Bryan Municipal Utilities has experienced an uncharacteristically high level of electrical outages in May and June, with no one overriding reason as the culprit, according to BMU Electric Superintendent Al Sullivan.

Several outages in June were caused by “eight squirrels, six trees and three electrical failures,” Sullivan said Tuesday.

The June issues contributed to an increase in the timespan of BMU’s typical outages. Called the BMU System Average Interruption Duration Index, it rose from an average of 10-12 minutes in a typical May and June, to 55 minutes in May and June 2020.

The number is calculated by dividing the sum of all customer interruptions’ duration by number of customers served.

The U.S. median is about 1 hour and 30 minutes.

“The storm season and the squirrels are a never-ending battle for us as far as them getting into places they shouldn’t be,” said Sullivan. “We do squirrel-proofing and cover up things, but they still seem to get into certain areas they shouldn’t. Any time they touch something energized it’s going to cause an outage.”

Sullivan said areas are prepped to deter squirrels periodically throughout the year, along with any time an incident pops up.

“We try to do our best and shield them from our poles,” said Sullivan. “But it’s not 100%.”

A few downtown Bryan residents may have noticed an outage on June 3, during which a squirrel got into a switch in the area of Titan Tire, which tripped the breaker and “blipped” power.

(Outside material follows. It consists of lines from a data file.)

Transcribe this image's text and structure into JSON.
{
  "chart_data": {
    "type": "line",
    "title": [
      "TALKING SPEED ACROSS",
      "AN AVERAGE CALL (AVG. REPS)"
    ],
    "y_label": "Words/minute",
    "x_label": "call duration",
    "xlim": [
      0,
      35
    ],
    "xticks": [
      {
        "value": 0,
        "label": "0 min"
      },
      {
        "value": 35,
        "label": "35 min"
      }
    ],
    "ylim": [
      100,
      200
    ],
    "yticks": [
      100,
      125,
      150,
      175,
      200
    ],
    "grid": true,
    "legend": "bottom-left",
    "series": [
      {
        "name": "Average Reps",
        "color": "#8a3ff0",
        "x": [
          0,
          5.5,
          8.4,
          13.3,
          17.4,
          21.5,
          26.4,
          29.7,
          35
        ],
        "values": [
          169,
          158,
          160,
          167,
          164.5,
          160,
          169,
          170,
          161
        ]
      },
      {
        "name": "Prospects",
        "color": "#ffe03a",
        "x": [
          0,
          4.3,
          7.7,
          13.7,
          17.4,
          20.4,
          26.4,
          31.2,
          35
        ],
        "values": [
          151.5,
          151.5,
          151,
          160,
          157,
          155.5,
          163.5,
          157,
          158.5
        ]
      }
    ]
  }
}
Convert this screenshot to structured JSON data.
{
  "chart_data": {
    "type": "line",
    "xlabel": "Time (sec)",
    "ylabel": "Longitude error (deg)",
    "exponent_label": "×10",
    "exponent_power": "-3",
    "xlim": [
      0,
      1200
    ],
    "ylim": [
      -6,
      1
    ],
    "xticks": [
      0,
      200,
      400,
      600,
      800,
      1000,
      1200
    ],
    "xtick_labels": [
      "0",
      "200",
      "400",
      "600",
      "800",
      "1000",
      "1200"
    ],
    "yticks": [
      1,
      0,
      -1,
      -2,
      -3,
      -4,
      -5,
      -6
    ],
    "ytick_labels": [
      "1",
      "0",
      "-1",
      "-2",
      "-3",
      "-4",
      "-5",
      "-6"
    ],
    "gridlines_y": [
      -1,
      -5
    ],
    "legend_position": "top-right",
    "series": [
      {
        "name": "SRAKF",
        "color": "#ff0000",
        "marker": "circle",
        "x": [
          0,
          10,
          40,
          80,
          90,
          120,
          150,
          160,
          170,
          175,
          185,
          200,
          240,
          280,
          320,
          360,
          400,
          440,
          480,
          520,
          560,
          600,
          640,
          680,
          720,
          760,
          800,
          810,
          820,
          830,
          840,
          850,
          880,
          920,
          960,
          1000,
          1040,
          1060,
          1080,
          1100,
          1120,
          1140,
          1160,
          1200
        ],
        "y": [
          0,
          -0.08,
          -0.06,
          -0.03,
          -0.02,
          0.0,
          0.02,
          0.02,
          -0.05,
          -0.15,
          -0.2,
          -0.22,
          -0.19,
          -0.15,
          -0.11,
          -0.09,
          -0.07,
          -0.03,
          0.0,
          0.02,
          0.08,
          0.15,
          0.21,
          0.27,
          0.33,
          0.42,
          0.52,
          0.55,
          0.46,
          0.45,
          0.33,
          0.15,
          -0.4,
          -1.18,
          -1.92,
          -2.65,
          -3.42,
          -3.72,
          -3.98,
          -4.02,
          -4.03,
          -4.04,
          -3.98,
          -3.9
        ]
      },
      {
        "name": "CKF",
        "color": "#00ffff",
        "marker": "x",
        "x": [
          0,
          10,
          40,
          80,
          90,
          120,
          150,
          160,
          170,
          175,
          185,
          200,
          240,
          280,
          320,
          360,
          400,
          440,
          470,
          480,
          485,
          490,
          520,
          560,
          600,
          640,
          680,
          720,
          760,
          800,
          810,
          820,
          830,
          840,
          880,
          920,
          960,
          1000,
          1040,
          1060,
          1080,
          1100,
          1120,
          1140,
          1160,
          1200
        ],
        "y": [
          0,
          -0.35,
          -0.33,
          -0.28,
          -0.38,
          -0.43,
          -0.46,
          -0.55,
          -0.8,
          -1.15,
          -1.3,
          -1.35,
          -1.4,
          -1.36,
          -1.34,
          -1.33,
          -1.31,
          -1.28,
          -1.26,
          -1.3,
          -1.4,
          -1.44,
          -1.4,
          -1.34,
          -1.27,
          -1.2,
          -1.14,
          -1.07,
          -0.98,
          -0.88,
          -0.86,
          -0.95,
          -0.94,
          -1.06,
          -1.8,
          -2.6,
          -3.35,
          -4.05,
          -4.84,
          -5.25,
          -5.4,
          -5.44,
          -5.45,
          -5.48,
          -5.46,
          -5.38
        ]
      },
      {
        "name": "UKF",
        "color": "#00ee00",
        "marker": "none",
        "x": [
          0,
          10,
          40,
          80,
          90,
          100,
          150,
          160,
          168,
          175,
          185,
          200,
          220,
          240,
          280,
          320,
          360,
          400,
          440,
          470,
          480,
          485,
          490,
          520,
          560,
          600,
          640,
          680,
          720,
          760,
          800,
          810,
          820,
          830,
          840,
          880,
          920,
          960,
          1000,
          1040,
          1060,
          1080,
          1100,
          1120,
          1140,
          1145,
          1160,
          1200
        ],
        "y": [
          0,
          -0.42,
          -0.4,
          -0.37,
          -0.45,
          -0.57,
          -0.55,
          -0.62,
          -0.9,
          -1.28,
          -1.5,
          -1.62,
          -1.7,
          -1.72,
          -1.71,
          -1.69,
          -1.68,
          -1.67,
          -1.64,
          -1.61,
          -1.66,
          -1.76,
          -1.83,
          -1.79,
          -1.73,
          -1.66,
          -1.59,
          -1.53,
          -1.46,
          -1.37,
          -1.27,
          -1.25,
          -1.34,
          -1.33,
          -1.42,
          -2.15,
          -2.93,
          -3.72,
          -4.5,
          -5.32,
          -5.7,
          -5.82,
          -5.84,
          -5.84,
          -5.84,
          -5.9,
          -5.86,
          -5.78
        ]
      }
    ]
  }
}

On June 10, storms reared their head. Numerous downed trees in places like the 400 block of East Wilson Street, the 05000 block of County Road 15.75, the 100 block Sycamore Lane and in the 1900 block of East Wilson Street — plus a damaged line between the power plant and Daggett Substation — conspired to cause tripping of multiple circuit breakers and power outages.

Sullivan noted that an extensive effort was undertaken to remove and trim trees near lines over the past year, but that secondary line areas might still pose problems.

In the second large-scale outage of the month, on June 19, a lighting arrester failure occurred at Bona Vesta, tripping breakers at the corresponding substation and causing an outage that lasted about 45 minutes and affected 717 customers.

“It could’ve been weakened by a storm before and all of a sudden it decided to explode,” said Sullivan. “Those things are known to do that. They’re only good for a certain amount of amperage. We’ve got thousands on our system and you can’t replace them all at once ... You can’t visually see what’s wrong with them.

“We try our best to be proactive,” he said.

On June 28, two squirrels got into a primary underground riser and broke a protective device, which in turn tripped the circuit breaker at the corresponding substation, causing 0.6 hours of outage affecting 716 customers.